Supporting West Ham United is a labour of love. It always has been, and without imminent investment that will not change in the near future. My gut tells me that we should be fine, West Brom are probably already down at this stage and that leaves one less space in the bottom three to fill. But if Southampton turn up at the London Stadium in a fortnight’s time and take all three points my nerves will be shredded like they haven’t been since Tuesday May, 2016 – although for entirely different reasons. I’m sure that we would all love to relive that beautiful, ridiculous, remarkable win on our final night at the Boleyn Ground – but we can’t. It’s time to do what we’ve been doing all season long, although so many people seem to have wilfully ignored this: to support our team; sing silly songs about how much we all love Christian Dailly; and cross our fingers and our toes in the hope that everything will be alright in the end.


By Luke James

Jon Pope

By Jon Pope

Use to sit in the BML for 10 years, been a West Ham fan all my life, and my great grandfather was a founder member of the TIW. I also help run the Hammer Chat website.

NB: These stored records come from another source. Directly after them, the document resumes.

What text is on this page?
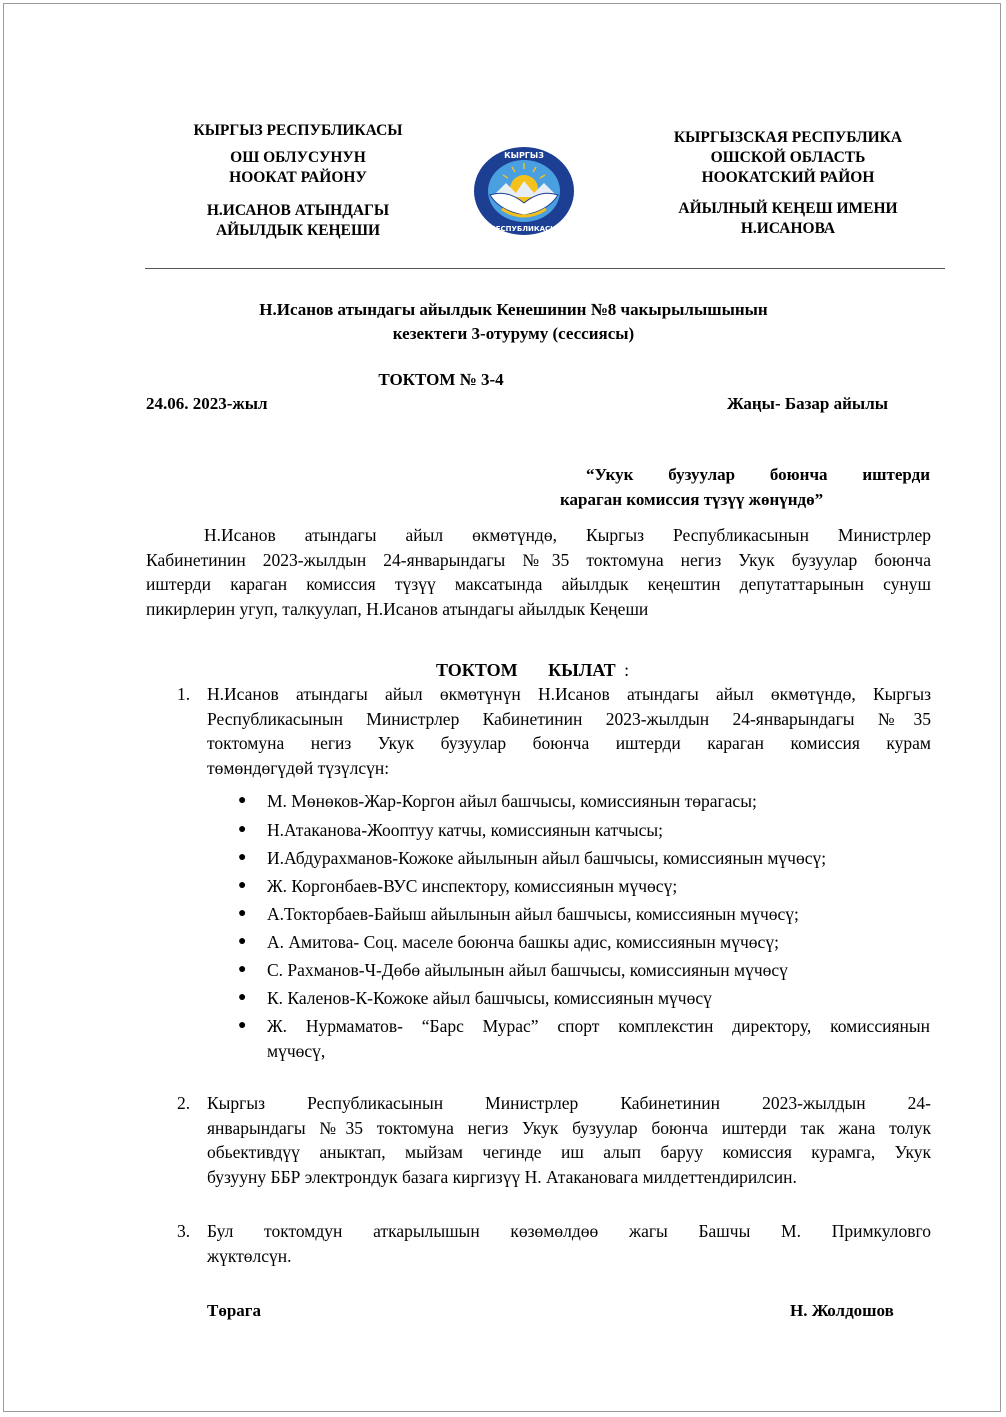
КЫРГЫЗ РЕСПУБЛИКАСЫ
ОШ ОБЛУСУНУН
НООКАТ РАЙОНУ
Н.ИСАНОВ АТЫНДАГЫ
АЙЫЛДЫК КЕҢЕШИ
КЫРГЫЗ
РЕСПУБЛИКАСЫ
КЫРГЫЗСКАЯ РЕСПУБЛИКА
ОШСКОЙ ОБЛАСТЬ
НООКАТСКИЙ РАЙОН
АЙЫЛНЫЙ КЕҢЕШ ИМЕНИ
Н.ИСАНОВА
Н.Исанов атындагы айылдык Кенешинин №8 чакырылышынын
кезектеги 3-отуруму (сессиясы)
ТОКТОМ № 3-4
24.06. 2023-жыл	Жаңы- Базар айылы
“Укук бузуулар боюнча иштерди
караган комиссия түзүү жөнүндө”
Н.Исанов атындагы айыл өкмөтүндө, Кыргыз Республикасынын Министрлер
Кабинетинин 2023-жылдын 24-январындагы №35 токтомуна негиз Укук бузуулар боюнча
иштерди караган комиссия түзүү максатында айылдык кеңештин депутаттарынын сунуш
пикирлерин угуп, талкуулап, Н.Исанов атындагы айылдык Кеңеши
ТОКТОМ КЫЛАТ :
1. Н.Исанов атындагы айыл өкмөтүнүн Н.Исанов атындагы айыл өкмөтүндө, Кыргыз
Республикасынын Министрлер Кабинетинин 2023-жылдын 24-январындагы №35
токтомуна негиз Укук бузуулар боюнча иштерди караган комиссия курам
төмөндөгүдөй түзүлсүн:
●	М. Мөнөков-Жар-Коргон айыл башчысы, комиссиянын төрагасы;
●	Н.Атаканова-Жоoптуу катчы, комиссиянын катчысы;
●	И.Абдурахманов-Кожоке айылынын айыл башчысы, комиссиянын мүчөсү;
●	Ж. Коргонбаев-ВУС инспектору, комиссиянын мүчөсү;
●	А.Токторбаев-Байыш айылынын айыл башчысы, комиссиянын мүчөсү;
●	А. Амитова- Соц. маселе боюнча башкы адис, комиссиянын мүчөсү;
●	С. Рахманов-Ч-Дөбө айылынын айыл башчысы, комиссиянын мүчөсү
●	К. Каленов-К-Кожоке айыл башчысы, комиссиянын мүчөсү
●	Ж. Нурмаматов- “Барс Мурас” спорт комплекстин директору, комиссиянын
мүчөсү,
2. Кыргыз Республикасынын Министрлер Кабинетинин 2023-жылдын 24-
январындагы №35 токтомуна негиз Укук бузуулар боюнча иштерди так жана толук
обьективдүү аныктап, мыйзам чегинде иш алып баруу комиссия курамга, Укук
бузууну ББР электрондук базага киргизүү Н. Атакановага милдеттендирилсин.
3. Бул токтомдун аткарылышын көзөмөлдөө жагы Башчы М. Примкуловго
жүктөлсүн.
Төрага	Н. Жолдошов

One thought on “‘Next Level’ – Will dreams fade and die as we battle for Premier League survival?”
  1. i’m not sure if that actually makes me feel better or worse. i’m just looking forward to this all being over. if, and i know that’s a big if, we do survive what are the owners of OUR club going to do to make next season a better season. Get rid of Moyes (doubtful). Spend a considerable amount of money on decent players (and not the very young or nearing retirement, please). I wish i had some faith in them but the three stooges don’t seem to have a clue to what owning a club entails. Yes i know that two of them have out some of their own money into the club but we’re back where we’ve been so many times before. How many times do we have to be in this place? Moving to a bigger stadium. Fighting for the champions league. Fighting for the championship more likely.

    If we go down then what’s the three stooges going to do then? Players will leave. We’ll need a new manager (who?). The move (under the three stooges) to a stadium unfit for football just shows to me that they try to get everything on the cheap and sod us supporters.